Cássio Ravelli
Eu fui direto para o escritório de André Bayron.
Não houve ligação. Não houve explicação. Apenas uma mensagem curta demais para o peso que carregava:
“Preciso que venha aqui. O mais rápido possível.”
Conhecia Bayron bem o suficiente para saber que, quando ele não falava por telefone, era porque as palavras não podiam ser ouvidas por qualquer pessoa, e não precisavam deixar rastros.
A recepcionista mal levantou a cabeça quando cheguei.
“O doutor Bayron está esperando. Pode entrar.”
Ele estava enterrado em papéis, a gravata frouxa, a manga da camisa dobrada, o escritório com aquele caos organizado típico de quem só dorme quando o corpo desiste.
“Você está atrasado”, disse, sem erguer os olhos.
Sorri de lado.
“Eu nunca me atraso.”
Foi então que ele levantou o rosto.
“Hoje, está.” Fez uma pausa. “Vinte minutos.”

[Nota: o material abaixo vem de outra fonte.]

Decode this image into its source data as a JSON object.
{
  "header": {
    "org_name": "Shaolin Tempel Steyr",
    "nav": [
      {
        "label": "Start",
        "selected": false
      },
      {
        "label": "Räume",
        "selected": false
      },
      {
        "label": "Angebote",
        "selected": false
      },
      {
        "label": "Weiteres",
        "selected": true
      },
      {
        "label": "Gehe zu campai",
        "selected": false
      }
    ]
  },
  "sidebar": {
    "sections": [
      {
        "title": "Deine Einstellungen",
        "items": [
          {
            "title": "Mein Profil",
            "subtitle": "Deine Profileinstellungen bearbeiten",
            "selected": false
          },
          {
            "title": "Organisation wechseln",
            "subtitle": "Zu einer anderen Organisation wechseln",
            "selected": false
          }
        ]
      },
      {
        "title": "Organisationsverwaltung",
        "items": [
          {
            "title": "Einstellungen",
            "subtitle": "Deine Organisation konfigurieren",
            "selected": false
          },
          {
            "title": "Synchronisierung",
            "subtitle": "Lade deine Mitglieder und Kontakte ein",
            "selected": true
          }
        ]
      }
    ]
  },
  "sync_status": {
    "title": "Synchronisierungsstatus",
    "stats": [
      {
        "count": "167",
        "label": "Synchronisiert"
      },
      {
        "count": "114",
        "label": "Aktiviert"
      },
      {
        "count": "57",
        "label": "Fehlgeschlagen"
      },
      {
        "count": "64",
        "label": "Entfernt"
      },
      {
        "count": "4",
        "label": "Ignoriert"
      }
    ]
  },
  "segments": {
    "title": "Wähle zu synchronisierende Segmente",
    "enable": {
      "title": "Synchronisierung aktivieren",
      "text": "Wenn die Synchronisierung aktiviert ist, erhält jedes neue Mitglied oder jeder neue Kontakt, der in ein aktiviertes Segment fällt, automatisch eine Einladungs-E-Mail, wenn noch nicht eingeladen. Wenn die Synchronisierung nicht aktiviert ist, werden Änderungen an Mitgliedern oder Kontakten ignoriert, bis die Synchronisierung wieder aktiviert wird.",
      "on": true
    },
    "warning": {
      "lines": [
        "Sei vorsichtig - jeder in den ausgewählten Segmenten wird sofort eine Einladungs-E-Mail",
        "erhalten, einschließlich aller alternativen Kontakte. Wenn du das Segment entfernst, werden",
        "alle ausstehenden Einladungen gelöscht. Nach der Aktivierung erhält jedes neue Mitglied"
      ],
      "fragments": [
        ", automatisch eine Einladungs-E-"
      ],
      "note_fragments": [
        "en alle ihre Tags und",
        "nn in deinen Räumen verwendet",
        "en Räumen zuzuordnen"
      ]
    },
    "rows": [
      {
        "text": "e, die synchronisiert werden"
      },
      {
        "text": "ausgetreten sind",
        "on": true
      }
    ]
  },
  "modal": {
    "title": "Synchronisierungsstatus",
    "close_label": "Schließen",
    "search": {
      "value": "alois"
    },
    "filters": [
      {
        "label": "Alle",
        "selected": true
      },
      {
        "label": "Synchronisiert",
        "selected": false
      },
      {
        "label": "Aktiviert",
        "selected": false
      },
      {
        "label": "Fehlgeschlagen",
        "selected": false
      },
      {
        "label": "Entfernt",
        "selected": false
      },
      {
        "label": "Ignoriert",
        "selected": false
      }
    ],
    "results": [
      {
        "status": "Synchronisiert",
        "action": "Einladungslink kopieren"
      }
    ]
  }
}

Me sentei à frente dele, soltando os botões do blazer com calma estudada.
“Tive problemas em casa.”
Bayron arqueou a sobrancelha.
“Aelyn está bem?”
“Está.” Apoiei os cotovelos nos braços da cadeira. “O problema é a governanta e a babá nova. Duas mulheres fortes tentando sobreviver na mesma cozinha.” Fiz um meio sorriso. “Curiosamente… não está sendo tão desconfortável quanto antes.”
Ele me analisou por um segundo a mais do que o normal.
Levantou-se sem dizer nada, caminhou até o pequeno bar do escritório e serviu duas doses generosas de uísque.
Colocou um copo à minha frente.
“Acho melhor beber isso.”
Endireitei o corpo na cadeira.
“O que pode ser tão ruim assim?” Peguei o copo, mas não bebi. “Já te disse. Eu não fiz nada. Não comprei coração nenhum. Quem inventou isso é um lunático.”
Bayron voltou para a cadeira, agora sério demais para rodeios.
“Você me pediu para investigar a Branca Oliveira, certo?”
Assenti.
“Minha babá, sim. Mas ontem eu conversei com ela, acho que nem precisa mais...”
“Pois é. Agora precisamos sim.” Ele cruzou os dedos sobre a mesa. “Ela também aparece citada no processo.”
O copo parou no meio do caminho.
“Como é que é? ”
“Ela aparece ligada ao caso.” Respirou fundo. “Não como ré principal. Mas como peça-chave.”
Meu estômago se contraiu.
“Por quê? Que merda é essa, André?”
Bayron sustentou meu olhar.
“…é a mãe do coração que salvou a vida da Aelyn.”
O silêncio que se seguiu não foi vazio. Foi devastador.
"Isso é impossível."
"Não, não é."
"E ela sabe disso?"
"Cássio, tem um comprovante anexado aqui de 200 mil dólares. A mulher está debaixo do seu teto. Que porra você fez?"
Me levantei ainda tonto com aquelas informações.
"Você e a Branca já se conheciam antes?"
"Ela sabe?" voltei a perguntar. "Me responde se ela sabe que o coração do filho dela, está no peito da minha filha."
"Pelos registros que vi, não. Ela não foi informada." mordi a boca ainda tentando entender tudo isso.
"O caso é pior do que você pensa. Se eles acharem que você comprou o coração e que está coagindo a mãe da criança, e tentando criar um vínculo com a sua filha... eu não sei o que pode acontecer."
"Eu não estou fazendo nada disso. Foi só uma coincidência."
"Você não acredita em coincidências, Ravelli."
"Mas pela primeira vez é verdade." voltei a olhar para ele. "Não fizemos nada. Ela é uma vítima, e minha filha recebeu o coração por que foi compatível. Só falta vocês acharem que eu causei a porra do acidente que matou o garoto."
"Podem alegar isso. Tem alguns áudios aqui onde você diz que faria qualquer coisa para salvar Aelyn."
"Eu nunca mataria ninguém por isso." falei surtando. "Que mente doente é essa?"
"Você tem muitos inimigos, Ravelli. Um conseguiu achar uma brecha para te atingir."